Furthermore, C. pecorum samples belonging to the same clusters as determined by the ompA VD2 region analysis were not necessarily from the same hosts. For example, the cluster containing C. pecorum E58 included the 14–69 sample from wild bird, the 14–60 sample from goat and the 14–05 sample from chicken. In each cluster, the partial VD2 ompA sequences from different host were identical for 14–69 (wild bird), 14–60 (goat) and 14–05 (chicken); identical for 14–34 (goat), 14–70 (wild bird) and 14–35 (goat); and identical for 14–14 (chicken), 14–64 (sheep) and 14–59 (sheep). This revealed the existence of C. pecorum among wild birds, goats and chickens in this small area.

The detection of Chlamydia in atypical hosts has been reported. In these reports, samples were collected from different countries over a long period [32] or from different provinces/regions for several months in each country [15, 29]. In contrast, we collected samples in a small village (consisting of approximately 10 families), where direct contact between farm and wild animals occurs, over 2 days. All the wild birds examined in this study were native birds. Because they were captured near the village, contact between wild birds and livestock could be frequently occurring. In fact, livestock reared in the village was always free range and grazed and fed in the foothills, which ensured that they were in contact with wild birds. In addition, all the Chlamydia were detected in healthy wild birds and livestock. Therefore, Chlamydiaceae bacteria may infect asymptomatically, resulting in its circulation and maintenance among the wild birds and livestock in this area. Here, the existence of C. pecorum among different hosts, such as wild birds, livestock and chickens, in the small area might imply the circulation of Chlamydia. Certainly, multi-locus sequence typing or whole-genome sequencing analyses of detected strains and a fixed-point sampling are necessary for discussing the circulation of pathogens in a specific environment, like those conducted in urban pigeons in one German town [24].

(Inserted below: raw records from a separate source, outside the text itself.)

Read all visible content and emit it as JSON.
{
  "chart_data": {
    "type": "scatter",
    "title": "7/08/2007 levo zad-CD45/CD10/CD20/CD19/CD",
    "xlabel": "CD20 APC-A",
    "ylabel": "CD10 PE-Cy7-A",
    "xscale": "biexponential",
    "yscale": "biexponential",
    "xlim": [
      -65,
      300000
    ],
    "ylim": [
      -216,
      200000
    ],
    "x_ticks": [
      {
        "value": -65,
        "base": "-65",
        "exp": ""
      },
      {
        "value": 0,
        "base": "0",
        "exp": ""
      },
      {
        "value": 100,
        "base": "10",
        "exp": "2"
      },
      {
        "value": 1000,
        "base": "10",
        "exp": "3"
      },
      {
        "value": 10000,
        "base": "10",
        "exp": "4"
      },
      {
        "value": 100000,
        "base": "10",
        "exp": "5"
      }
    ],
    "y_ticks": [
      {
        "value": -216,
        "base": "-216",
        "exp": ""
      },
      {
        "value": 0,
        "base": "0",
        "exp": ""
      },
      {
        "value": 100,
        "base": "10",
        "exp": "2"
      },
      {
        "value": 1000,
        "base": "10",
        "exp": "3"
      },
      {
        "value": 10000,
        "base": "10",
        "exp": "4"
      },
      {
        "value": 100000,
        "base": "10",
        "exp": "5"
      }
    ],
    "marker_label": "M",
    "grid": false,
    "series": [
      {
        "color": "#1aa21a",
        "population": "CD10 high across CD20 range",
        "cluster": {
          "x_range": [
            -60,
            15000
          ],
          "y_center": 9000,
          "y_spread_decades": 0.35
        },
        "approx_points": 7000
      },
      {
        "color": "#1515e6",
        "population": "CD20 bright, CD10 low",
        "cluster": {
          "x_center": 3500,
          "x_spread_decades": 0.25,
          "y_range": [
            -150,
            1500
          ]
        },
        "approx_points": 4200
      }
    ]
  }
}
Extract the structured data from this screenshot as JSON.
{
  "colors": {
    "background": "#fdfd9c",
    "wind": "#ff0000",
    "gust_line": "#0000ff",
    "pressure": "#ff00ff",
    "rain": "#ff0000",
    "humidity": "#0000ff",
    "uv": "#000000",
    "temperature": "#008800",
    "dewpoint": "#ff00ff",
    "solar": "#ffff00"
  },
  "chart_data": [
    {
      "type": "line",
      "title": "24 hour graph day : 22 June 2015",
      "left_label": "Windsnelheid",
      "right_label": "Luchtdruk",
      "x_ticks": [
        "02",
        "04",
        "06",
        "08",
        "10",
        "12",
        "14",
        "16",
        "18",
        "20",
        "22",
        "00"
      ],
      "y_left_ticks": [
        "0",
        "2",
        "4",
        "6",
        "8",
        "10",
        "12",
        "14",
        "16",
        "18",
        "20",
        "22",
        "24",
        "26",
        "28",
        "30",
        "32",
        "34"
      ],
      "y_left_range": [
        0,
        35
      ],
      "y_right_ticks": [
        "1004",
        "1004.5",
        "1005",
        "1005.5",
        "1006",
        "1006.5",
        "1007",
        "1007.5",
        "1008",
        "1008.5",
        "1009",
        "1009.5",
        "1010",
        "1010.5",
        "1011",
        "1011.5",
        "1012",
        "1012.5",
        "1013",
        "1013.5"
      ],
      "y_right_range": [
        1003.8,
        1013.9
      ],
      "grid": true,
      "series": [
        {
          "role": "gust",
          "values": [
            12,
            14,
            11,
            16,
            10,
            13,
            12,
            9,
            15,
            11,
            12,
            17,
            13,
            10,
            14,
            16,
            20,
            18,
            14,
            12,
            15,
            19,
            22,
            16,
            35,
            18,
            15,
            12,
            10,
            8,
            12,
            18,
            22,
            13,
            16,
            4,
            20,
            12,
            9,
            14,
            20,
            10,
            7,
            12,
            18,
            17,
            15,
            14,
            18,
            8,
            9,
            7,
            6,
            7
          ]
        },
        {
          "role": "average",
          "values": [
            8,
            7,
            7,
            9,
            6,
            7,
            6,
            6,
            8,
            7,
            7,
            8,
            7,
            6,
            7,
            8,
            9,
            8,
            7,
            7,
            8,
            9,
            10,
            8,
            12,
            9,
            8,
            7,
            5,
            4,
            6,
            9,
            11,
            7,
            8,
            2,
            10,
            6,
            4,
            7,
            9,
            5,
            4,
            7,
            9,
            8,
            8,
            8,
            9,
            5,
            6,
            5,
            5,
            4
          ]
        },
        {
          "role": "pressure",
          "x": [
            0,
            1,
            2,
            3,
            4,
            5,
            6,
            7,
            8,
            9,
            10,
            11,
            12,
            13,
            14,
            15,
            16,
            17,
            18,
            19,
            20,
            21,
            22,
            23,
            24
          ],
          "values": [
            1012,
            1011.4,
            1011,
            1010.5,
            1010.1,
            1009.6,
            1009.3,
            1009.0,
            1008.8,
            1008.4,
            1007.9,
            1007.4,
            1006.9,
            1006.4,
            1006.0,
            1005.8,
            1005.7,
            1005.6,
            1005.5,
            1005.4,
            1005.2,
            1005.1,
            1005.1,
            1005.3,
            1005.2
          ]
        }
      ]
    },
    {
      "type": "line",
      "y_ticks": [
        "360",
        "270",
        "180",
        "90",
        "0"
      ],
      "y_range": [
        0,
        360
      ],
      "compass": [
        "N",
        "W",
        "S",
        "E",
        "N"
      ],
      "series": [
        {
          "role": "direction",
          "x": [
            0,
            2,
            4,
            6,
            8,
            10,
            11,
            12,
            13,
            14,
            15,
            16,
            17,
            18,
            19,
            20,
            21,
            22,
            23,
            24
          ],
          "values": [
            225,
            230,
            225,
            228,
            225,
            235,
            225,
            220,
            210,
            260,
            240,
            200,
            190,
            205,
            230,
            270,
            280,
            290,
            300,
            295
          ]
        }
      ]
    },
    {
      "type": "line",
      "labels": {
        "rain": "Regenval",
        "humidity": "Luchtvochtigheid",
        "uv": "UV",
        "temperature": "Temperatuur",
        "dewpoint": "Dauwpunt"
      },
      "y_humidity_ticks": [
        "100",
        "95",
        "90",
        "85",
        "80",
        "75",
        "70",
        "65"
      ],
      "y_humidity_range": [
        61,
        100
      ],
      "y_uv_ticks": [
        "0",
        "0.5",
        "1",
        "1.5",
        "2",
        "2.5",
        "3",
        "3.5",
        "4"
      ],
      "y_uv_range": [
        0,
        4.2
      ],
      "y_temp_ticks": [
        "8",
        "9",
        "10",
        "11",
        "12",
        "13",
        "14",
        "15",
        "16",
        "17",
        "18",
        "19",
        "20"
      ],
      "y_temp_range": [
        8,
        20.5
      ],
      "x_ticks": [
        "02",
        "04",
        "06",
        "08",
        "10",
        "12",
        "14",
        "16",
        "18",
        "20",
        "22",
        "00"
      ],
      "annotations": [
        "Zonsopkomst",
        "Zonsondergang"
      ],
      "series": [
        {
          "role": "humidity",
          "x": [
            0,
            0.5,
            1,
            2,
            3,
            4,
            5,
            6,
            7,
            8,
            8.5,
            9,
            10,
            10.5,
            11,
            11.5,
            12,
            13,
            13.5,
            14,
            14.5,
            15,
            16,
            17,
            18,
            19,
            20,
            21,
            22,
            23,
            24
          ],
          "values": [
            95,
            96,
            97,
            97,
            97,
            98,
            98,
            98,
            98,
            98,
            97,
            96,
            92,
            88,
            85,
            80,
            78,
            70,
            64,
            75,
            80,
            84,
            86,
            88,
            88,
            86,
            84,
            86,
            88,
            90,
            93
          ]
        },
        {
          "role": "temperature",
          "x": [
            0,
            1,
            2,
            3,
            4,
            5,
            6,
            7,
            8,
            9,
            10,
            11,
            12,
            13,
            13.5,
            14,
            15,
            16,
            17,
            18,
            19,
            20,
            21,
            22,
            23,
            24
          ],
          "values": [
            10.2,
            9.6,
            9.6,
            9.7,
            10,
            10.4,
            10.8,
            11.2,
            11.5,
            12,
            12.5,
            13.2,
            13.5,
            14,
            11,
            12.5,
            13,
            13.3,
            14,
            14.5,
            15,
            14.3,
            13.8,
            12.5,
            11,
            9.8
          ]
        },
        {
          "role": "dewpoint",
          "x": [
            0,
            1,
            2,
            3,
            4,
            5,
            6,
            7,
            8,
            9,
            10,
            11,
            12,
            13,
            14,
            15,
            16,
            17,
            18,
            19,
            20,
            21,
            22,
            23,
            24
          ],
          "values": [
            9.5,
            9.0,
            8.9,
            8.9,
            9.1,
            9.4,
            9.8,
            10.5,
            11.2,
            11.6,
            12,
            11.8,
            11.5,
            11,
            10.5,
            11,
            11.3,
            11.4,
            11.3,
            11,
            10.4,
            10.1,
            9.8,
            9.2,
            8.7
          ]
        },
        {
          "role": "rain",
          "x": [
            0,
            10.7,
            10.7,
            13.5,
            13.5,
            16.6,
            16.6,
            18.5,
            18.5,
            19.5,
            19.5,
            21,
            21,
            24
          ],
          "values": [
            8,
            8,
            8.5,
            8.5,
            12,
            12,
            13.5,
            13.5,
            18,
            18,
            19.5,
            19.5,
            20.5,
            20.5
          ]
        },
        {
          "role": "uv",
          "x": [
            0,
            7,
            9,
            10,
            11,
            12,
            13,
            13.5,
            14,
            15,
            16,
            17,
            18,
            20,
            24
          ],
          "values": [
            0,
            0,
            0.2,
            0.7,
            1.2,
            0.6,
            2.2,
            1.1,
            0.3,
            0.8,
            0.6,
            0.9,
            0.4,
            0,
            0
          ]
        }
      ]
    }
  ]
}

This is the first report that examined the prevalence and diversity of Chlamydiaceae in several kinds of mammals and birds in the Afadjato and Agumatsa area of Ghana, West Africa. It is imperative to further investigate the genetic diversity of harbored by wild birds and livestock in this area to explore their evolutionary relationships, host specificity and cross-species transmission mechanisms. These results will help to evaluate the impact of Chlamydiaceae on public health, livestock hygiene and wildlife conservation.

POTENTIAL CONFLICTS OF INTEREST

No author has a potential conflict of interest relevant to this article.